I often think back to the 1950s romantic image of robots – a tin can with arms, legs and an apron – serving cocktails and canapés to the families of the future. We’d put our feet up and enjoy increased leisure time, while our mechanical friends carried the bulk of the workload.
50-60 years later this vision still feels far-fetched, as far as domestic robots go anyway, but has come to pass in manufacturing and other key business areas, leading to apparent increased efficiency and profit at the expense of jobs. Robots now build cars, farm, make shoes, answer telephone queries, dispense food and swiftly pack your online purchases into parcels across hundreds of Pentagon-sized, human-less warehouses.

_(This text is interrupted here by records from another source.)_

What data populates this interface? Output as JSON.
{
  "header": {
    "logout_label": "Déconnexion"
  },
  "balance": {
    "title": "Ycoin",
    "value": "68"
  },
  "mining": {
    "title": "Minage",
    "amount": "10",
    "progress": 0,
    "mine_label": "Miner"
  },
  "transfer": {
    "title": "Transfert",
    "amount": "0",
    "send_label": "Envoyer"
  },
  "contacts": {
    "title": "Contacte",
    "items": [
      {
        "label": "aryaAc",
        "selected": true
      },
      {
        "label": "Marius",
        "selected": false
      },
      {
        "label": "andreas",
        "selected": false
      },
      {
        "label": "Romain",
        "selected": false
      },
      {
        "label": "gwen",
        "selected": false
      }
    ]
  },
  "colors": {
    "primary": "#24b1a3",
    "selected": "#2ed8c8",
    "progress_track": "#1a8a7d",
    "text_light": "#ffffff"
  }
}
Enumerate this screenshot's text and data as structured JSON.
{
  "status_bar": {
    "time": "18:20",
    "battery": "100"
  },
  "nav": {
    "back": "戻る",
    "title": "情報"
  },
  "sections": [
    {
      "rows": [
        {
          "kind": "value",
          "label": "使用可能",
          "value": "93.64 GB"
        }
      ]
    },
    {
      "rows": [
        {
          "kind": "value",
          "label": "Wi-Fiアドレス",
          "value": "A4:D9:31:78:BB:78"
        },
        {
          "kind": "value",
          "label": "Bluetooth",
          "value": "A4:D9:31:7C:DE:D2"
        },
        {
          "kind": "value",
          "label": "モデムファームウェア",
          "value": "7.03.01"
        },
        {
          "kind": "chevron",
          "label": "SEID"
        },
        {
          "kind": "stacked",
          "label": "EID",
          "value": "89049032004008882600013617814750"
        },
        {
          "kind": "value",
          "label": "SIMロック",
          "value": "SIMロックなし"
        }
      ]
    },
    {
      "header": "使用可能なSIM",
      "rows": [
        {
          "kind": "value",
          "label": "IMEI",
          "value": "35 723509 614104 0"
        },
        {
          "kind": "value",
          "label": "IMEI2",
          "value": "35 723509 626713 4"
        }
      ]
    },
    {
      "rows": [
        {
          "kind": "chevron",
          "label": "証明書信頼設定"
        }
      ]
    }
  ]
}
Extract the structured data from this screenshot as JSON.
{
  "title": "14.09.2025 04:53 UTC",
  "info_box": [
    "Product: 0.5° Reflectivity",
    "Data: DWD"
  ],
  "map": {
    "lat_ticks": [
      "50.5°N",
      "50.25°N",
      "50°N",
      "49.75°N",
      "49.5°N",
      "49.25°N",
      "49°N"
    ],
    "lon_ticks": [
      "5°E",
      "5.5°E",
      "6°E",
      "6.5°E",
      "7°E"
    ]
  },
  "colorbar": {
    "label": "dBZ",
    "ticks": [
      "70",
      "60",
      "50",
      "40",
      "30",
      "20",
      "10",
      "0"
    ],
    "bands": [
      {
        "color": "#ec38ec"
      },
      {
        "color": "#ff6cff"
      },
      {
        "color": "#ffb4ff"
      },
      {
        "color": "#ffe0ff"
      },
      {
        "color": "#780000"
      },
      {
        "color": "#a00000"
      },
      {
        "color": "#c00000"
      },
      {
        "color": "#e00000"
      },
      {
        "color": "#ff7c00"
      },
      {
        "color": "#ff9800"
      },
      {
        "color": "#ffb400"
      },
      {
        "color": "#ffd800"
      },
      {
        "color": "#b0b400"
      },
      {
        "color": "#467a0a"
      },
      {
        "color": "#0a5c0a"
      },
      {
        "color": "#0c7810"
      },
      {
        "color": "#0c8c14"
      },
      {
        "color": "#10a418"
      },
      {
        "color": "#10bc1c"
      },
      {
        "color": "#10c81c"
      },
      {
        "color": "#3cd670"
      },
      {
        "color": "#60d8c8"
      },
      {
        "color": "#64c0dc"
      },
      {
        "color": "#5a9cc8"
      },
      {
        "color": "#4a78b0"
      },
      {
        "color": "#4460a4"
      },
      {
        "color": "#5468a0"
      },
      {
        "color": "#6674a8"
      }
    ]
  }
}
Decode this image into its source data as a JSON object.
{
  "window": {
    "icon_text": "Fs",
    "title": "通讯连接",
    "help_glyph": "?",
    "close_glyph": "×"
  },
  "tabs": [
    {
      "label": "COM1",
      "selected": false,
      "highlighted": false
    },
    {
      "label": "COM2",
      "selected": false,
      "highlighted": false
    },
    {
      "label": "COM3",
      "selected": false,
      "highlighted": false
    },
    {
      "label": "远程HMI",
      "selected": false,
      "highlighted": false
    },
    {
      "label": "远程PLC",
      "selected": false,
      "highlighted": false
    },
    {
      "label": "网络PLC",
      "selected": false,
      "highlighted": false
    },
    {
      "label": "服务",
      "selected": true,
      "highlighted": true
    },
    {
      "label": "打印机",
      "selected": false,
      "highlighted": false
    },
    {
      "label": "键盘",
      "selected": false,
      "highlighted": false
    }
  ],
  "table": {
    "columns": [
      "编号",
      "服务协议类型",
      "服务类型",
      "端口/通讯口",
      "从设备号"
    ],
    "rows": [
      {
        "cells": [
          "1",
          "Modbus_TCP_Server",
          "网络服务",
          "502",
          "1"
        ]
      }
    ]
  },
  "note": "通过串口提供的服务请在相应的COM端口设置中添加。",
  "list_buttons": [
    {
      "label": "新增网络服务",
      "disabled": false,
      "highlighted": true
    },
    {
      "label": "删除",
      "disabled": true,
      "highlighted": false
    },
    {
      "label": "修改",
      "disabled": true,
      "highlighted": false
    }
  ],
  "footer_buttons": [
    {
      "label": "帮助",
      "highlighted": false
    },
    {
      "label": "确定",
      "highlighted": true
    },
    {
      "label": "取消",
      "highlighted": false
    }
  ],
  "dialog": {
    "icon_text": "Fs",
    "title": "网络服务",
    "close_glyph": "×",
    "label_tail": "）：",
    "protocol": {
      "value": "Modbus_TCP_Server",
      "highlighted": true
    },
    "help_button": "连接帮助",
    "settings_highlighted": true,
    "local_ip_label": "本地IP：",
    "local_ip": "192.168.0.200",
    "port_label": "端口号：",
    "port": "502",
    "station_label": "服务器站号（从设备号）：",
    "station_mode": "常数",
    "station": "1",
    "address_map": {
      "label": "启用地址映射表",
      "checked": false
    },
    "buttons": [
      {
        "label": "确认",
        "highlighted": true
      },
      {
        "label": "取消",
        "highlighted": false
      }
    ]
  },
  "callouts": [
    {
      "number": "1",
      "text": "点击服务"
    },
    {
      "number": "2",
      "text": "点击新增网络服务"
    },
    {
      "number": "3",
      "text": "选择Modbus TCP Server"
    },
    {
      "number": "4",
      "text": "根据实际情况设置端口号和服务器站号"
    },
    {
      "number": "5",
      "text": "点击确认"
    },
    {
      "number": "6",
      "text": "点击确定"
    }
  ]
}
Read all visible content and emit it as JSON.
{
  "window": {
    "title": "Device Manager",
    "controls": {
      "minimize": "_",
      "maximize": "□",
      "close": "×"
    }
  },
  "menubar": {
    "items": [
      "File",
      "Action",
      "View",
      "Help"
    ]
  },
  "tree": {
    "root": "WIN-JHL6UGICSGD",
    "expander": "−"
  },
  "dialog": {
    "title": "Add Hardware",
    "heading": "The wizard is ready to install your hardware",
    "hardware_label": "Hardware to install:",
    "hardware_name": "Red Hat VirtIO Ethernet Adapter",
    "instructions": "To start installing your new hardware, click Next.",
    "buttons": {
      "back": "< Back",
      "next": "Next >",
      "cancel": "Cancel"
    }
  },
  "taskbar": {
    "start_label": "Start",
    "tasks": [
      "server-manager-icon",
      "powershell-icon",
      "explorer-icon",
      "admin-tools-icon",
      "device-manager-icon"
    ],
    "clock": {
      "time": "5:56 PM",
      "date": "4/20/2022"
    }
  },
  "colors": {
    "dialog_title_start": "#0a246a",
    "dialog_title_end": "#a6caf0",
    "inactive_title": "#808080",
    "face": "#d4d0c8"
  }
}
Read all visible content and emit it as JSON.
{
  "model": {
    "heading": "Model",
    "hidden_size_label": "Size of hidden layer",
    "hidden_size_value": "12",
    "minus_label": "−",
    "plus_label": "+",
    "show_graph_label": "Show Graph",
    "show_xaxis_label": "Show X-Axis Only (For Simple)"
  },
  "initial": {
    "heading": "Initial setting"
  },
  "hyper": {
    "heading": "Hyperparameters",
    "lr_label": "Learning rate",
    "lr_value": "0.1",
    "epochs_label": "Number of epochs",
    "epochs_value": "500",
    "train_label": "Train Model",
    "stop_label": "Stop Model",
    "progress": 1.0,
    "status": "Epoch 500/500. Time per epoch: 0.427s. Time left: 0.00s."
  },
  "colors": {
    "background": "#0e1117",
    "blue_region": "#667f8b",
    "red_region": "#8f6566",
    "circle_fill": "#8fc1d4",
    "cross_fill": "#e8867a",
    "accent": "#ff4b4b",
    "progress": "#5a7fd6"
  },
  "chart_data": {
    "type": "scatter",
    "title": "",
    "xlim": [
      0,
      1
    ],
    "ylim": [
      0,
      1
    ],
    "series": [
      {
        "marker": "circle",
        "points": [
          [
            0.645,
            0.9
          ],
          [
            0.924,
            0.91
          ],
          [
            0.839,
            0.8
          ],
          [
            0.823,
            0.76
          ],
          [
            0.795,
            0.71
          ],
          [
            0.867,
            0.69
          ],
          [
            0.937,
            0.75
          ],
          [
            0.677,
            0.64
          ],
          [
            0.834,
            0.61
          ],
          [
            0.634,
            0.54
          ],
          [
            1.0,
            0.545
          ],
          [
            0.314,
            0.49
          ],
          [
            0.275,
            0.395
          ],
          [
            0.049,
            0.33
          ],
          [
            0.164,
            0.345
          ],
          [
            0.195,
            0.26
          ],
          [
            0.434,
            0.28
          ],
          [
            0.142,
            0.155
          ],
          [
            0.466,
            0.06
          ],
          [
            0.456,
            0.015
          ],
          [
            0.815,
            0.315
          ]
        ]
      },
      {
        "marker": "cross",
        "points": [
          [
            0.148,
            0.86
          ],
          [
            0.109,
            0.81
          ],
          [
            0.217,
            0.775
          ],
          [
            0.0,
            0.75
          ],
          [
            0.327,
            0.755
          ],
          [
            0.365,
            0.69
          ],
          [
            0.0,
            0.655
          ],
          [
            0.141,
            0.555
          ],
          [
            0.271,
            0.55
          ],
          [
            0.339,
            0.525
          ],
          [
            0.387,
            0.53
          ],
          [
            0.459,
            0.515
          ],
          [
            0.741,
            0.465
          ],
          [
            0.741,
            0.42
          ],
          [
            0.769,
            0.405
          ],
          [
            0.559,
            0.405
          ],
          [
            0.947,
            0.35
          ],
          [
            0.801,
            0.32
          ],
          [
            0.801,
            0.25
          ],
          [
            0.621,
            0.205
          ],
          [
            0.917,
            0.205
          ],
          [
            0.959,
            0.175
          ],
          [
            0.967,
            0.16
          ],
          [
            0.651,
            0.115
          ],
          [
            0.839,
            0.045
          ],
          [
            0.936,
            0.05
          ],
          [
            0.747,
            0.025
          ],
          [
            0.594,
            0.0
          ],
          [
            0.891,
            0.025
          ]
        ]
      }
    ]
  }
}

In case you hadn’t heard, content in the mainstream media is also gradually being automated, that is, written by robots. These machines are highly effective at researching, drawing on multiple sources, factoring in subjective and objective tones, and pasting together seamless reports on events across the globe.
So who benefits from this technology? Wasn’t the implied promise of business and governments that it would be everybody? I wonder how many of ‘everybodies’ like us own a factory, a media empire, or develop robot technology? Recent figures suggest that the richest 1% just cracked the 50% mark in terms of control of the world’s wealth, rising at an alarming 2% per year – ironically at about the same pace as our sea levels.
So by the time we’re becoming accustomed to life underwater, we, the 99%, may be renting our robot-manufactured snorkels.